Wednesday, 10 January 2018: 9:15 AM
Room 18B (ACC) (Austin, Texas)
Gil Bohrer, Ohio State University, Columbus, OH; and G. Mirfenderesgi and A. M. Matheny
Hydraulic performance of plants is governed at the tissue level by traits that define properties of conductive tissues, such as xylem, and control structures, such as stomata guard cells. At a higher level, the effects of these tissue-level traits integrate to emergent whole-tree traits that govern the apparent relationships between the tree hydrodynamics and soil and atmosphere environmental forcing. These emergent tree-level traits could be further upscaled across trees of similar structure to the canopy and forest plot scales. Provided a mechanistic description of plant hydrodynamics, these traits could be characterized using the parameters of the formulations describing the water flow through the integrated tree conductive system. Such traits include the characteristics of embolism resistance and xylem conductivity and capacitance, stomatal closure mechanisms in response to internal and external forcing, hydraulic architecture, and root properties. The diversity of such traits produces a wide range of response strategies to both short-term variation of soil moisture and VPD, and to long-term changes to climate and hydrological cycles which affect water availability. Currently, there is a scale mismatch in our ability to observe hydrodynamic traits and their consequences. Eddy-covariance measurements observe the total consequence of plant hydrodynamics, over a large-scale plot, sap flux and tree storage observations provide an observation of hydrodynamic consequences at the individual-tree scale; while direct observations of xylem and stomata traits provide information in the tissue level that does not directly integrate to the whole-tree level. We propose a set of virtual experiments, using FETCH2, a tree-level hydrodynamic model, to determine the role of different hydraulic trait combinations that govern trees’ vulnerability to limitations in soil water availability. We use a quantitative hydrodynamic modeling framework which allows studying the influence of each suits of plant hydraulic traits independently, and assesses how the different trait groups interact with each other to form viable hydraulic strategies in response to reduced soil moisture availability.
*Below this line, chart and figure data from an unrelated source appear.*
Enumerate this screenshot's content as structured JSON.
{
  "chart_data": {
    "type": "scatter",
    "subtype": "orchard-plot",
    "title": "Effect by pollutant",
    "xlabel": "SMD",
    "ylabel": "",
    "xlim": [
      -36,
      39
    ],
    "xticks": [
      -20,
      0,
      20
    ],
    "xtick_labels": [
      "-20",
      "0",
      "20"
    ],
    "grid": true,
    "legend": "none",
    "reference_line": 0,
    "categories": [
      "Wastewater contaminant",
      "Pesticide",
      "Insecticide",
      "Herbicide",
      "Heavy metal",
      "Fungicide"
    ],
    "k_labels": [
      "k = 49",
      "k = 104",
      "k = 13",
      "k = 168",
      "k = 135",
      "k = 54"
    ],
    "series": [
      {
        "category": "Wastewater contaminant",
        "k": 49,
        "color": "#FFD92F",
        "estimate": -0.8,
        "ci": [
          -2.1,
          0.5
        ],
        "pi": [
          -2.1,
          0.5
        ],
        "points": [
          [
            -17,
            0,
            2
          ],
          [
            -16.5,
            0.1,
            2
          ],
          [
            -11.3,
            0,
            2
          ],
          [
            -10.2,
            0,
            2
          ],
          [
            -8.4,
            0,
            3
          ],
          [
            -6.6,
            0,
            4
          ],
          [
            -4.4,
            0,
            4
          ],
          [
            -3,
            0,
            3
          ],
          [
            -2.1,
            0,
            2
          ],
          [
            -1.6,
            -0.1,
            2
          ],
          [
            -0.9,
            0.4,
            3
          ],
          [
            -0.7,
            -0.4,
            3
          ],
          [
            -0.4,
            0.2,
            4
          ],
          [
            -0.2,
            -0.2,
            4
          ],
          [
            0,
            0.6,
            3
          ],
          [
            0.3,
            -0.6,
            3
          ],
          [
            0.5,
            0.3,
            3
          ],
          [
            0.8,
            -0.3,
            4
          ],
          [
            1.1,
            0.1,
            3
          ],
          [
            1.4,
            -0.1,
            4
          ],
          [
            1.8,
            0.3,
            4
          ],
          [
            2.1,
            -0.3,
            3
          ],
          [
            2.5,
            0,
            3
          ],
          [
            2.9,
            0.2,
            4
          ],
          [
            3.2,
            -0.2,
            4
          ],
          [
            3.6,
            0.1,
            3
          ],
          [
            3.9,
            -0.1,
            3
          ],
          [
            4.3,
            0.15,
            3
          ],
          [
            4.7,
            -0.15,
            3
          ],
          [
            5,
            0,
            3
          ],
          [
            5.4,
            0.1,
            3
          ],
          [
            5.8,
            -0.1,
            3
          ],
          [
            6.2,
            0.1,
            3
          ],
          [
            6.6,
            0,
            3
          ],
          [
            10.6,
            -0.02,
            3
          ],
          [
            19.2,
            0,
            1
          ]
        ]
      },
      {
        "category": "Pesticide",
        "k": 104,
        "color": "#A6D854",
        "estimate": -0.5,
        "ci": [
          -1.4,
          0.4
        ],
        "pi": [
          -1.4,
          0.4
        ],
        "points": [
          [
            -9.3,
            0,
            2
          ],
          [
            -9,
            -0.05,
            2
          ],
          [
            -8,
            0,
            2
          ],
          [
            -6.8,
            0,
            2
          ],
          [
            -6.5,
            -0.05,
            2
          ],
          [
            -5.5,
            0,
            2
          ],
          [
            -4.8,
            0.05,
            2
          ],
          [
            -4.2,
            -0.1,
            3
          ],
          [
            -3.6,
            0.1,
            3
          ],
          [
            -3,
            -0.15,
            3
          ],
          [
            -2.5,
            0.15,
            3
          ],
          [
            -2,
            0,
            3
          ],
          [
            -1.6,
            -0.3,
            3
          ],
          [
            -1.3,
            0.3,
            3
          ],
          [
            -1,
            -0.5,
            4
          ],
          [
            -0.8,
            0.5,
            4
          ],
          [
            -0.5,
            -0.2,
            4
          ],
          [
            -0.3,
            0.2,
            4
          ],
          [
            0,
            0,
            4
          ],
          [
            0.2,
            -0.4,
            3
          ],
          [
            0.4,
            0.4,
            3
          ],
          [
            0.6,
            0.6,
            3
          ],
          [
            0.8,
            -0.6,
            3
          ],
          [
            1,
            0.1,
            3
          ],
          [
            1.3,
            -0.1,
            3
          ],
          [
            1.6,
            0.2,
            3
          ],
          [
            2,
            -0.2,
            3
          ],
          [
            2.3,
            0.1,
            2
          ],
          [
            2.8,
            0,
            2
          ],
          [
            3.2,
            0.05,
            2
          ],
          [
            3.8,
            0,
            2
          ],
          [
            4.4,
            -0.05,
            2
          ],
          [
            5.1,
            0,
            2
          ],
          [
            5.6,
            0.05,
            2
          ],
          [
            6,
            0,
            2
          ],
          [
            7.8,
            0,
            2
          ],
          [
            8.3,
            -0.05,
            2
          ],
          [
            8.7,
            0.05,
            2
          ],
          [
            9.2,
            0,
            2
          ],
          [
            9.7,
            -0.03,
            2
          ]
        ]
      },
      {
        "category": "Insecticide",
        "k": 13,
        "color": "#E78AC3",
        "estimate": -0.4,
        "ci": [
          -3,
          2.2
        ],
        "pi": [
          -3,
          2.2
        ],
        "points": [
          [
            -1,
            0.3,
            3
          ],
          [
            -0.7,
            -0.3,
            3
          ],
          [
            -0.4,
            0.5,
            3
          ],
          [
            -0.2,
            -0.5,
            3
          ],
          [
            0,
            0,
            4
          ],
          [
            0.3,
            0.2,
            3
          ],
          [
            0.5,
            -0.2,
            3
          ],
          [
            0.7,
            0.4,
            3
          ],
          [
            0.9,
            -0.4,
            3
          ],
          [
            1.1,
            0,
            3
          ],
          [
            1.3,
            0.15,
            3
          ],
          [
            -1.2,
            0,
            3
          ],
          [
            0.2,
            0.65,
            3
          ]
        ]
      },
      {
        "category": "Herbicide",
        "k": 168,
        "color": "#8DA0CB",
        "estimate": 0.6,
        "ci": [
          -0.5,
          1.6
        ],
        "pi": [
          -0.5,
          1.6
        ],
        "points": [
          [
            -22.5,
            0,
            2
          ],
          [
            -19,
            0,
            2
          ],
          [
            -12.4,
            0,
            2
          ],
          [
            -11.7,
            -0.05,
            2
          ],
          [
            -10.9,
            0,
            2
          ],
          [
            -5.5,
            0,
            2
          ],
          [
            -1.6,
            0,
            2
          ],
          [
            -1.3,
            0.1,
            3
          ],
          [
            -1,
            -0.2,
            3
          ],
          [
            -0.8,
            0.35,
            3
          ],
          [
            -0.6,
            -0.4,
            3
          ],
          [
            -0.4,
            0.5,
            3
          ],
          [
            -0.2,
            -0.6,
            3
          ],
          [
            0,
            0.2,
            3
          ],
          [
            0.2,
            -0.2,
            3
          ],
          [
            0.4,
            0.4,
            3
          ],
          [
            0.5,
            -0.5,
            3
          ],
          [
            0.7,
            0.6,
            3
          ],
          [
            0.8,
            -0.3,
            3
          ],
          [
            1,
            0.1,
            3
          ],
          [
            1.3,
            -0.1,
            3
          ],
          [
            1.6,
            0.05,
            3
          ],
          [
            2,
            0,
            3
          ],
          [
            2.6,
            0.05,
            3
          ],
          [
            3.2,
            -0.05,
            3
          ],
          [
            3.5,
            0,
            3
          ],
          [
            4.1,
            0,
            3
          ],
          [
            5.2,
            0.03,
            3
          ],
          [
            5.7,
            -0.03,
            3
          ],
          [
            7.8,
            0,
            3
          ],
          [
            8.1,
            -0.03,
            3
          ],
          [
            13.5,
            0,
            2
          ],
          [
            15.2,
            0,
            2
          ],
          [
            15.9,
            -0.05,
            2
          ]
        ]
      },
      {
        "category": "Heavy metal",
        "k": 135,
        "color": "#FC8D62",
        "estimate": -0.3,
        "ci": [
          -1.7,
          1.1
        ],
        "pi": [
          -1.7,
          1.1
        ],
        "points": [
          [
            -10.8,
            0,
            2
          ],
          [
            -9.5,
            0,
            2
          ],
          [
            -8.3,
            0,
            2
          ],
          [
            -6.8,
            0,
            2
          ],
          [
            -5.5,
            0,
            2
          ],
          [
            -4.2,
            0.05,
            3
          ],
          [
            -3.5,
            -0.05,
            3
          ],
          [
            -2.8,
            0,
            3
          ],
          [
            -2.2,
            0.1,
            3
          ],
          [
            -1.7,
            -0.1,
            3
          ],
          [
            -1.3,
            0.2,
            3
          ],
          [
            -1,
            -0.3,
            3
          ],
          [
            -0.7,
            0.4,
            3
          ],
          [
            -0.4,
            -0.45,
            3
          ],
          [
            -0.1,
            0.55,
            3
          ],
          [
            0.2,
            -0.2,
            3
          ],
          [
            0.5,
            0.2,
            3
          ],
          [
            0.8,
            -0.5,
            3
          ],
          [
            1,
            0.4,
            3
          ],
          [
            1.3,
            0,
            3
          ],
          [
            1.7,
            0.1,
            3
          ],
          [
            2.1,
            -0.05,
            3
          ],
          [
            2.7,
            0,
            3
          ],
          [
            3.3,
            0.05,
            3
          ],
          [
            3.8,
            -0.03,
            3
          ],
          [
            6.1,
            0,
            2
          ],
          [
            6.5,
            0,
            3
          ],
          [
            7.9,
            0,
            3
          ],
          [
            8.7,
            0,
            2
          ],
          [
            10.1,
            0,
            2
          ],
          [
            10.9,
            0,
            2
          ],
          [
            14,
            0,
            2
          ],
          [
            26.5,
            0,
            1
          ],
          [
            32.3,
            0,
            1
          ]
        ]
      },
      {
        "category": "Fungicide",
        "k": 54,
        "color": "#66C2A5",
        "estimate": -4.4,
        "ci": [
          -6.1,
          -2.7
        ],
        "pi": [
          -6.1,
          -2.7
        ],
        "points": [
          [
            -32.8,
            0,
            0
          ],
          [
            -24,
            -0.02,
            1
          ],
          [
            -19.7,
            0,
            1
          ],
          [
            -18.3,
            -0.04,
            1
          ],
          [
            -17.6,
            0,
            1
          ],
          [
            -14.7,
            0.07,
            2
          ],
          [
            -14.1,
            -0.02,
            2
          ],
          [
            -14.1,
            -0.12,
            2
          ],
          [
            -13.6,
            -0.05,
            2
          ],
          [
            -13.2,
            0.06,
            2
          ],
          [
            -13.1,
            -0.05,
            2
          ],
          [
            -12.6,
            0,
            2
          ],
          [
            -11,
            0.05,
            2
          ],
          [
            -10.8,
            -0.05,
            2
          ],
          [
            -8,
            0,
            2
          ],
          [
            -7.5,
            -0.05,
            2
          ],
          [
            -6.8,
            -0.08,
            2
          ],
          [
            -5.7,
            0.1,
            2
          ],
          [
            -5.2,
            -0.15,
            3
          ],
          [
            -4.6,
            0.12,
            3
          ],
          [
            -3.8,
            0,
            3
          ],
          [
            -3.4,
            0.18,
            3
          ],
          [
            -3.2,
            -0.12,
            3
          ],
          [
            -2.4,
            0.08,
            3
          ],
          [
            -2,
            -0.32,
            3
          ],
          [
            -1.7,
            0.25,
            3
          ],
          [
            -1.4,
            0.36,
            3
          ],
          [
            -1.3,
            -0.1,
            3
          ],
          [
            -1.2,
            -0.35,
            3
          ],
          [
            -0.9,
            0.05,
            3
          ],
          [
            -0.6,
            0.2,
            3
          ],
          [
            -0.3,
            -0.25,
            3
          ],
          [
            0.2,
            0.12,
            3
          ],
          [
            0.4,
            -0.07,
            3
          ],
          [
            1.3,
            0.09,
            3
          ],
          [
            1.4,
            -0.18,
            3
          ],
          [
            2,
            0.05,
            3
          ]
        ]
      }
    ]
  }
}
FETCH2 simulates the integrated plant-level transpiration and water capacitance, provided hydraulic traits and environmental forcing, the simulations are structured so that they integrate to the plot level and could be directly evaluated with both tree-level sap and storage measurements, and plot-level eddy-covariance measurements of transpiration. We define a multi-dimensional hydraulic virtual “trait space” by considering a broad continuum of hydraulic traits at each of the leaf, stem, and root levels. We test the consequences of different strategies under a range of environmental conditions based on observations in a research forest in Northern Michigan, USA. We evaluate the degree to which simulated trees suffer hydraulic failure due to cavitation, resulting in loss of xylem conductivity, or carbon starvation, and measure the resulting xylem safety margin for each combination in the trait space. We demonstrate that only some regions in the multidimensional trait-space lead to viable consequences, indicating coordination between traits into distinct whole-tree hydraulic strategies. We demonstrate how the relationship between plant behavior at the iso/anisohydric continuum and hydraulic safety margin, which has been previously hypothesized and observed by others, emerges from this trait coordination and their tree-level outcomes. Finally, our results suggest that hydrodynamic models represent an exciting new possibility to define and study plant traits and hydrodynamics.